Science museum honors a natural selection

February 19, 2007|Mark Feeney, Globe Staff

Once upon a time, there was something called the Modern Age . It had three founding fathers, patriarchal-looking men with mighty beards and serious, searching expressions. They were the magi of modernity, like something out of a fairy tale almost -- except that fairy tales were at the furthest possible remove from the powerfully orderly systems each constructed.

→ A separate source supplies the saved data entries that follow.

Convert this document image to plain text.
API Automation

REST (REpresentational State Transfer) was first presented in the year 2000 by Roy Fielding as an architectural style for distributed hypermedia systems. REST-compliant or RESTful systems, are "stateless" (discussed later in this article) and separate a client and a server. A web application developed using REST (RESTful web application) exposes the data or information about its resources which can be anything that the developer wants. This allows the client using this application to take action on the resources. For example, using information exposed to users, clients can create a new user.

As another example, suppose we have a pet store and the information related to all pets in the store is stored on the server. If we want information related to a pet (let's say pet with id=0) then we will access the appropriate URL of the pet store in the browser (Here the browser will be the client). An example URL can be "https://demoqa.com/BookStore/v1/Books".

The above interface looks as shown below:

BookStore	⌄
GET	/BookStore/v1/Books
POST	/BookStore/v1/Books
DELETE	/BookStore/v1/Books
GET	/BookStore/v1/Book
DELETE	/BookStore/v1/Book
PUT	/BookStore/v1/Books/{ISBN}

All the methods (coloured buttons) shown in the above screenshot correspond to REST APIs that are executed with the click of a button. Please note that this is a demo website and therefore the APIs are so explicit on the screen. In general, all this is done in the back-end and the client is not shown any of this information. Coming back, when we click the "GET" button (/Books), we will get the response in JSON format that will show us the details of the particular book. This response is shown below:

The two most exciting and controversial were Karl Marx and Sigmund Freud . The other one, frankly, lacked the intellectual dash and cachet of the others. It could feel at times as if he were almost an afterthought, thrown in as a concession to the centrality of science in the Modern Age. He was Charles Darwin.

That's how things looked throughout much of the 20th century (the Modern Age was basically a fancy name the 20th century cooked up for itself). How different things appear in the 21st century. Marx and Freud have been rendered peripheral -- in the eyes of many, they have been effectively discredited -- by events ranging from the fall of the Soviet Union to the rise of psychopharmacology.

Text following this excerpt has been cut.